GATA3 Immunohistochemical Staining in Hodgkin Lymphoma: Diagnostic Utility in Differentiating Classic Hodgkin Lymphoma From Nodular Lymphocyte Predominant Hodgkin Lymphoma and Other Mimicking Entities.
Kezlarian B, Alhyari M, Venkataraman G, Karner K, Inamdar KV, and Menon MP. GATA3 Immunohistochemical staining in hodgkin lymphoma: Diagnostic utility in differentiating classic hodgkin lymphoma from nodular lymphocyte predominant hodgkin lymphoma and other mimicking entities. Appl Immunohistochem Mol Morphol 2017.
Applied immunohistochemistry & molecular morphology
BACKGROUND: Classic Hodgkin lymphoma (CHL) and nodular lymphocyte predominant Hodgkin lymphoma (NLPHL) are clinically distinct entities, with different prognostic and treatment implications. In addition, several large B-cell lymphomas and some T-cell lymphomas can mimic CHL. Differentiating these entities from CHL is crucial for ensuring appropriate therapy. GATA3 is a T-cell transcription factor involved in T-cell maturation and has been previously shown to be overexpressed in CHL cells via gene expression profiling. We investigated the utility of GATA3 immunostain in differentiating CHL from NLPHL and other mimicking entities.

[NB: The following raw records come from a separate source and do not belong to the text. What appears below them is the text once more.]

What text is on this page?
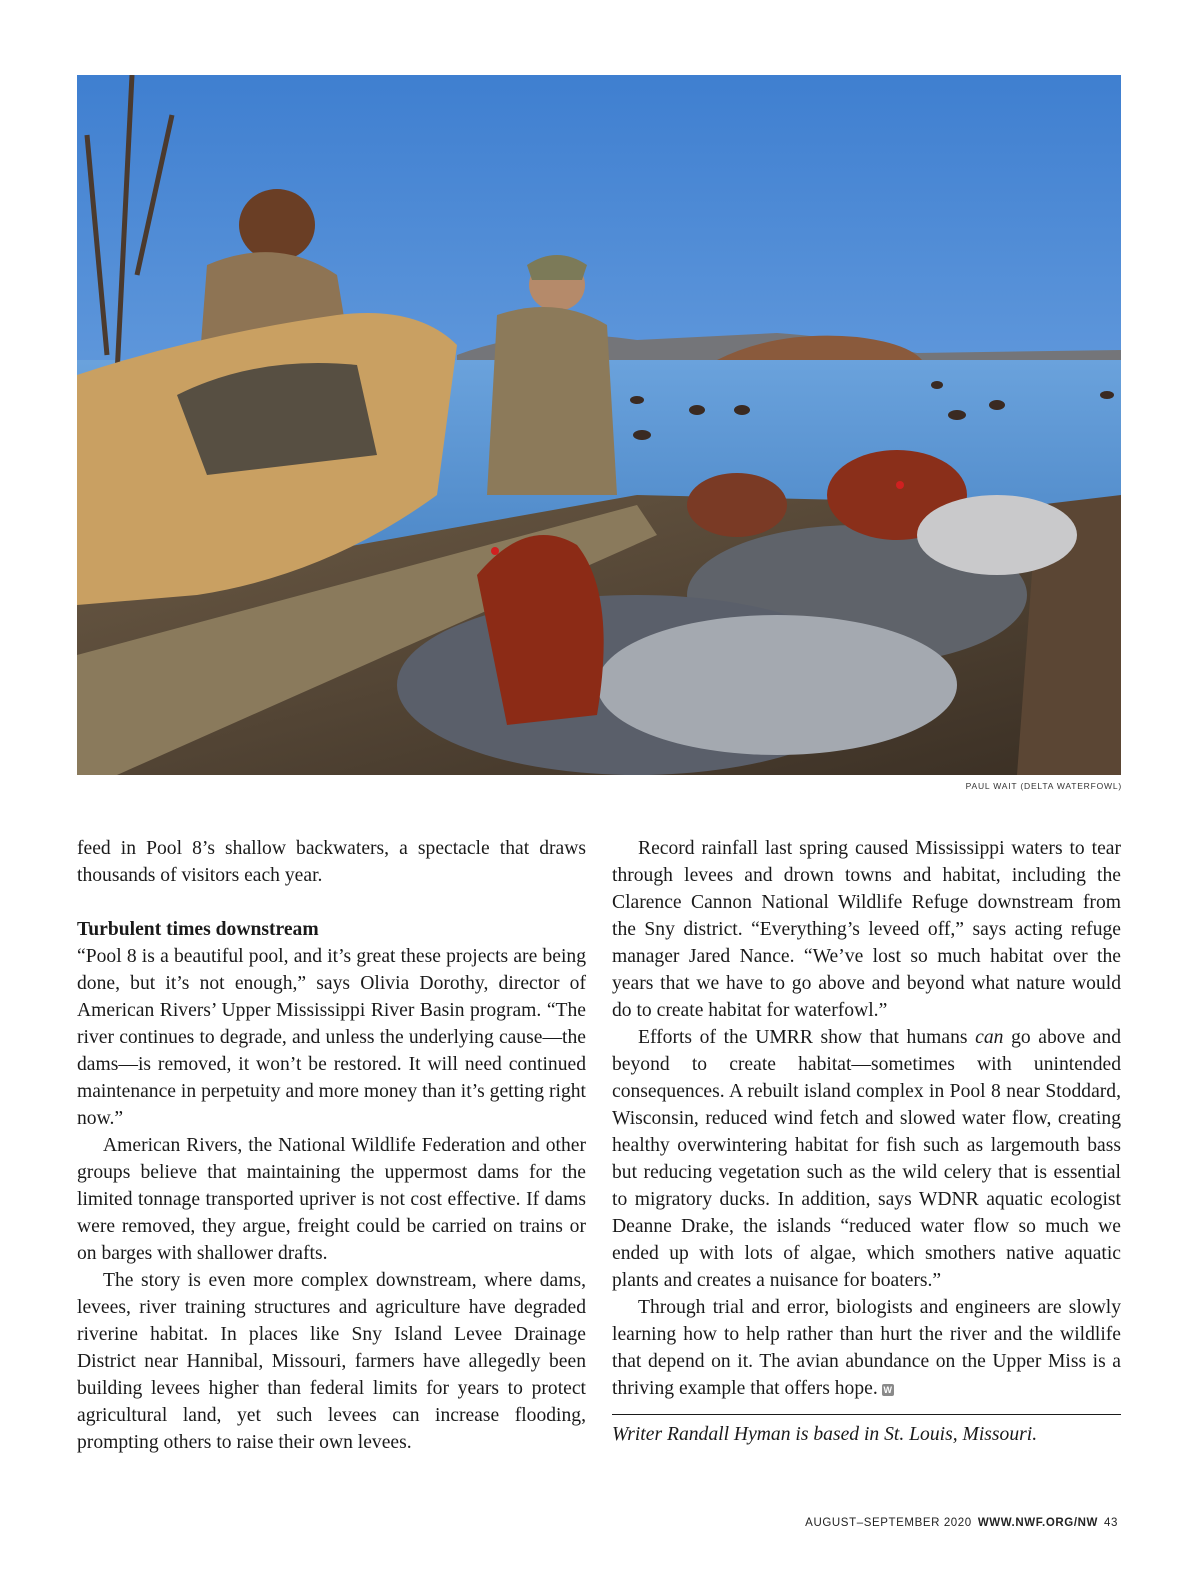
PAUL WAIT (DELTA WATERFOWL)

feed in Pool 8’s shallow backwaters, a spectacle that draws thousands of visitors each year.

Turbulent times downstream

“Pool 8 is a beautiful pool, and it’s great these projects are being done, but it’s not enough,” says Olivia Dorothy, director of American Rivers’ Upper Mississippi River Basin program. “The river continues to degrade, and unless the underlying cause—the dams—is removed, it won’t be restored. It will need continued maintenance in perpetuity and more money than it’s getting right now.”

American Rivers, the National Wildlife Federation and other groups believe that maintaining the uppermost dams for the limited tonnage transported upriver is not cost effective. If dams were removed, they argue, freight could be carried on trains or on barges with shallower drafts.

The story is even more complex downstream, where dams, levees, river training structures and agriculture have degraded riverine habitat. In places like Sny Island Levee Drainage District near Hannibal, Missouri, farmers have allegedly been building levees higher than federal limits for years to protect agricultural land, yet such levees can increase flooding, prompting others to raise their own levees.

Record rainfall last spring caused Mississippi waters to tear through levees and drown towns and habitat, including the Clarence Cannon National Wildlife Refuge downstream from the Sny district. “Everything’s leveed off,” says acting refuge manager Jared Nance. “We’ve lost so much habitat over the years that we have to go above and beyond what nature would do to create habitat for waterfowl.”

Efforts of the UMRR show that humans can go above and beyond to create habitat—sometimes with unintended consequences. A rebuilt island complex in Pool 8 near Stoddard, Wisconsin, reduced wind fetch and slowed water flow, creating healthy overwintering habitat for fish such as largemouth bass but reducing vegetation such as the wild celery that is essential to migratory ducks. In addition, says WDNR aquatic ecologist Deanne Drake, the islands “reduced water flow so much we ended up with lots of algae, which smothers native aquatic plants and creates a nuisance for boaters.”

Through trial and error, biologists and engineers are slowly learning how to help rather than hurt the river and the wildlife that depend on it. The avian abundance on the Upper Miss is a thriving example that offers hope. W

Writer Randall Hyman is based in St. Louis, Missouri.
AUGUST–SEPTEMBER 2020 WWW.NWF.ORG/NW 43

MATERIALS AND METHODS: We accrued 17 NLPHLs, 49 CHLs [23 nodular sclerosis (NS), 3 syncytial variants, 3 lymphocyte rich and 13 mixed cellularity types], 4 primary mediastinal large B-cell lymphomas (PMBLs), 2 Epstein-Barr virus (EBV) positive diffuse large B-cell lymphomas (DLBCLs) (EBV+LBCLs), 2 T-cell/histiocyte-rich large B-cell lymphomas (TCHRBCLs), 1 gray zone lymphoma, and 2 tissue microarrays consisting of 72 DLBCLs. One slide from each was stained with GATA3 and percent positive tumor cells and intensity of nuclear expression was semiquantitatively graded independently by 2 board certified hematopathologists.
RESULTS: GATA3 was positive in 80% of CHLs. Both percent positivity and intensity of staining varied greatly. Syncytial variant of NS subtype showed the highest positivity rate (3/3; 100%), followed by NS (20/23; 87%), mixed cellularity (9/13; 70%), and lymphocyte rich (2/3; 67%). GATA3 was negative in all NLPHLs, EBV+LBCLs, TCRBCLs, and DLBCLs stained. The single gray zone lymphoma and 3/4 PMBLs were positive.
CONCLUSIONS: Nuclear expression of GATA3 can be used to delineate CHL from NLPHL. GATA3 positivity effectively excludes NLPHL with 100% negative predictive value. However, as 20% of CHL can be negative for GATA3, CHL cannot be ruled out with negative GATA3. Additional findings include GATA3 positivity among PMBLs, whereas all 72 DLBCLs were negative for GATA3. This finding further highlights similarities between CHL and PMBL.